Brookhaven Town has decided to table awarding a recycling contract bid for another week or so, pending discussions about single vs. dual stream recycling, last Friday, Nov. 2 during a special meeting. The need for another operator came after Green Stream, their recycling operator for the past four years, pulled out citing the increasingly difficult task of trying to move the commodity. The scramble to recycle incoming materials has since been underway.
Brookhaven Town chief of operations, Matt Miner, said the town opened the bid for an emergency contract with a recycling operator last week. Thus far, about three interested companies submitted, supplying rates for both dual and single stream operations.
However, Miner said, he and the commissioner of the Department of Recycling and Sustainable Materials Management, Christopher Andrade, felt more time was needed to discuss the impact of dual vs. single stream in the sense of operations, marketability and finances.
In the meantime, materials are still being picked up from residences and moving through recycling facilities in the area and across the state and into New Jersey. Brookhaven Town Supervisor Ed Romaine said the town did what had to be done to ensure materials were still being recycled.
“We made arrangements and have been trucking materials to facilities. We have moved more than half of the materials collected in two days and [it] should be no issue for the next few weeks,” assured Andrade addressing the board during the special meeting.
Green Stream, who pulled from their contract as of Oct. 22 and later agreed to extend operations until Oct. 29, has also continuously been on site cleaning up remaining materials leftover from their previous operations.
“They made decent progress thus far moving about 175 to 225 tons of materials left on the ground there on a daily basis,” said Andrade. “I also noticed they moved a few to market, which is a good sign as well.”
George Bateman, president of Green Stream, said the company notified the town back in July that they could no longer exist under the current agreement and suggested renegotiating the contract with both options for single and dual stream operations. However, he said, at the time, the town refused to consider dual stream, which would, in essence, create cleaner more moveable product.
“We just couldn’t come to terms,” said Bateman. “We were interested in still operating but about a month ago talk just broke. We couldn’t agree on the right number and costs were just too high to operate under the current agreement. This isn’t just a Brookhaven problem; it’s a problem everywhere. Contracts are being renegotiated all over the place.”
Green Stream began struggling to move materials after extremely restrictive regulations and standards were set by China, the number one purchaser of the commodity. The facility became backed up with recyclables spilling out the front and stacked in the back of the building in March but by September they were slowly able to regain control of the recyclables and managing to move materials.

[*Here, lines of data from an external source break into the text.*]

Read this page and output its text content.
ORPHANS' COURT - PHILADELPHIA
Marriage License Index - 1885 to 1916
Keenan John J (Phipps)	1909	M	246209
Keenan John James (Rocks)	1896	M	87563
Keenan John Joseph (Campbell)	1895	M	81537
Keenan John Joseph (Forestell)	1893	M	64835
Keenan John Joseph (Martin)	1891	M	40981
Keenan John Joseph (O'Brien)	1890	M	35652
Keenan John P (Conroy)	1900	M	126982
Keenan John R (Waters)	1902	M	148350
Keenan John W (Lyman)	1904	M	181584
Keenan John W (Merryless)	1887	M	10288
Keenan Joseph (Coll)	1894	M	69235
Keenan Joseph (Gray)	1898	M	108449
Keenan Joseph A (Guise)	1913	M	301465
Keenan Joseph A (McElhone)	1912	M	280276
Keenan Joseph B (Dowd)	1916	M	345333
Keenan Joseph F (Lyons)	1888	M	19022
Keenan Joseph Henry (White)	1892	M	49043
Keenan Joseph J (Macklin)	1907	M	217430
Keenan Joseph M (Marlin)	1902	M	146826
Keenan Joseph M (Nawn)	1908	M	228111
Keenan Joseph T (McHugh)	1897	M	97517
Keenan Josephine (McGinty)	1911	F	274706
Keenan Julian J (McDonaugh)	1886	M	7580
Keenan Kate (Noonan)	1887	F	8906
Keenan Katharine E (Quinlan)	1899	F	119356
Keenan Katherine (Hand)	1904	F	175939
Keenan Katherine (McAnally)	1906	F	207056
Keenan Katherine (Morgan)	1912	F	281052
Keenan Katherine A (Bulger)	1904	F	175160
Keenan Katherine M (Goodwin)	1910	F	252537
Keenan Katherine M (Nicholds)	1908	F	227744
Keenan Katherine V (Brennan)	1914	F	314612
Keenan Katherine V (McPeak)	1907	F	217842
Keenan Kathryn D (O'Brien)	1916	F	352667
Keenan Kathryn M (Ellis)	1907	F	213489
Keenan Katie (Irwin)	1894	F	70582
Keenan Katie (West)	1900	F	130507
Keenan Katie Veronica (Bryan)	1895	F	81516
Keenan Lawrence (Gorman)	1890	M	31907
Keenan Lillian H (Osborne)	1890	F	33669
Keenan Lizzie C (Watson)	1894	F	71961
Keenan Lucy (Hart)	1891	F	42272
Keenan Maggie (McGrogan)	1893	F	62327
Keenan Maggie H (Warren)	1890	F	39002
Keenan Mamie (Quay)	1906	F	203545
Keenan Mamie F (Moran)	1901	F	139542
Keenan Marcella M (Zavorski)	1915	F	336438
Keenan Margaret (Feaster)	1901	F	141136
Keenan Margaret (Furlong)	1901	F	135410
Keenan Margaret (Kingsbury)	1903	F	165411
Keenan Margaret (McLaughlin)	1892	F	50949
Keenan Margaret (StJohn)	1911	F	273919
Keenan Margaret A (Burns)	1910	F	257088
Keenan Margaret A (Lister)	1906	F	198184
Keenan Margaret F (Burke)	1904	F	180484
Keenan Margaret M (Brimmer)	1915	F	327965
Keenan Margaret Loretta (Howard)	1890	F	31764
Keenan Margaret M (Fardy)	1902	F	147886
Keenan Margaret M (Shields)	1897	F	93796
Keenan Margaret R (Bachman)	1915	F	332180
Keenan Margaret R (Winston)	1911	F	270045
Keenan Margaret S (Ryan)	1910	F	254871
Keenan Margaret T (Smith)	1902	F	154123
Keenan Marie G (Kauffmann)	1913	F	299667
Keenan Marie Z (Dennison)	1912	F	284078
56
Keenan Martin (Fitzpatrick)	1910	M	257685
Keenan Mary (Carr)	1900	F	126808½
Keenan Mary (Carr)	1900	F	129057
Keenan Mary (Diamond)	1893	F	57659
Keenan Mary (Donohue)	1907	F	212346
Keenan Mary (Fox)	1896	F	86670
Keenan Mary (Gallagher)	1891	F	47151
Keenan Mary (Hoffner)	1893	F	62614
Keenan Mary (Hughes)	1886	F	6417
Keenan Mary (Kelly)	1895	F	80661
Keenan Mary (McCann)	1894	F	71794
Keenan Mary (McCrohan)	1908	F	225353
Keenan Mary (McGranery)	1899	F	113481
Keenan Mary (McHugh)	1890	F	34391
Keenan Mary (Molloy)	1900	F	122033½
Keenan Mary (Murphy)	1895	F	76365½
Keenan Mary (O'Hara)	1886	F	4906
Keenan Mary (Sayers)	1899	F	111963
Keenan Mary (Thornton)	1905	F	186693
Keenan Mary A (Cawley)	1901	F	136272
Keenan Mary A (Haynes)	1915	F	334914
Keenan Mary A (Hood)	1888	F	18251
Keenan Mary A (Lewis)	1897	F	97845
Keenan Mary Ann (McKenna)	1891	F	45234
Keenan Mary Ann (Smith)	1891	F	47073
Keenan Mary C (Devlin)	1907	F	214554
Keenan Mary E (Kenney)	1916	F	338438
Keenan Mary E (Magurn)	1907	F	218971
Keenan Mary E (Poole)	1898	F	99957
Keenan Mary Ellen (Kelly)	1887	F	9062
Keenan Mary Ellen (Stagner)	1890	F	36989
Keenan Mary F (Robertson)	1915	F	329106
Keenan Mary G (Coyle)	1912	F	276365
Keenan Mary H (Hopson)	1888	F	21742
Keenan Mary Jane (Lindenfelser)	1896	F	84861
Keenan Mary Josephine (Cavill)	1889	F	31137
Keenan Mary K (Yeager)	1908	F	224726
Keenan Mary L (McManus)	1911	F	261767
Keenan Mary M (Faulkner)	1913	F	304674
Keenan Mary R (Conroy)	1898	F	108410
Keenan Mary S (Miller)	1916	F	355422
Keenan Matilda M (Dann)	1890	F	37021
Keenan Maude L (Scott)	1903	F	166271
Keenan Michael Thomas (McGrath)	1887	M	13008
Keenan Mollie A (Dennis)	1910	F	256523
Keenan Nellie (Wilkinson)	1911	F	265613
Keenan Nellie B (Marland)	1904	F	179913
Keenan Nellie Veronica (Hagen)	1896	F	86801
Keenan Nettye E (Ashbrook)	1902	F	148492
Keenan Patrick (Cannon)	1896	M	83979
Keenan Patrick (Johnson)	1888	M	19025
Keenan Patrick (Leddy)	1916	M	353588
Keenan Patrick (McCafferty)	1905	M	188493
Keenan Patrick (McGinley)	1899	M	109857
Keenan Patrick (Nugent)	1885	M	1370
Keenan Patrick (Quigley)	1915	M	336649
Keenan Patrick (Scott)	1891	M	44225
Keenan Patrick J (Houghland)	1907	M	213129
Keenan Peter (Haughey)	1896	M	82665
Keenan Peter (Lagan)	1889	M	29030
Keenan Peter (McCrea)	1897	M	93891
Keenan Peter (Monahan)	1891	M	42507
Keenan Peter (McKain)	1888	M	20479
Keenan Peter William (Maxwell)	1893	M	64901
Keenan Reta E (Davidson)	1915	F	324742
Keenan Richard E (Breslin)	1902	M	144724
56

At that time, Bateman told the Advance, forcing residents to become dual stream, separating materials at the curb would certainly help the quality, however, it is a town decision and something he believes residents wouldn’t be happy with. According to the town, single-stream was implemented to encourage and simplify recycling and something that was written into the Green Stream contract, which at the time, had 21 years left.
If an agreement can’t be made and Green Stream is no longer used as the operator, Bateman said the company would dissolve. For now, he said, they have been on site committed to cleaning up the material left behind.
All of the recyclable waste including plastics, fibers, paper and metal are brought to the Brookhaven Materials Recycling Facility in Yaphank from curbside pick up, half of which comes from the Town of Brookhaven the rest is brought in through inter-municipal agreements with about eight towns and villages including Smithtown, Patchogue and Bellport Villages.
Romaine agreed to table the discussion for further discussion siting multiple upcoming meetings including the budget hearing Nov. 8, a work session in between and a regular meeting on Nov. 20. All of which, he said, he could squeeze in an emergency resolution to award a contract.
“We will have a recommendation to the board pretty quickly,” said Miner. “We just need a few more days to fully explore our recommendation.”
The town is now currently discussing whether to return to a dual stream operation, meaning materials are separated before reaching the curb by residence, or continue the single-stream recycling where it is sorted at the facility. The town made the switch originally to single stream in 2014 in an effort to promote recycling.
“Ultimately, we want to do what’s best for the taxpayers,” he added. “The bottom line is we want to recycle and do it in the most cost-effective way.”
Once decided and a bid is awarded, still some adjustments will have to be made to the 2019 budget to accommodate those changes.
Currently, Green Stream owes over $1.7M and, according to the town, the last payment made was in April/May. However, the town refused to comment on whether or not they would be taking legal action citing that they do not discuss pending or potential litigation.
Recyclables at the Brookhaven Town Materials Recycling Facility in Yaphank originally became backed up due to restrictions set by China, the once number one purchaser for the commodity. The back up has becoming increasingly harder to control as displayed in these photos taken late last month.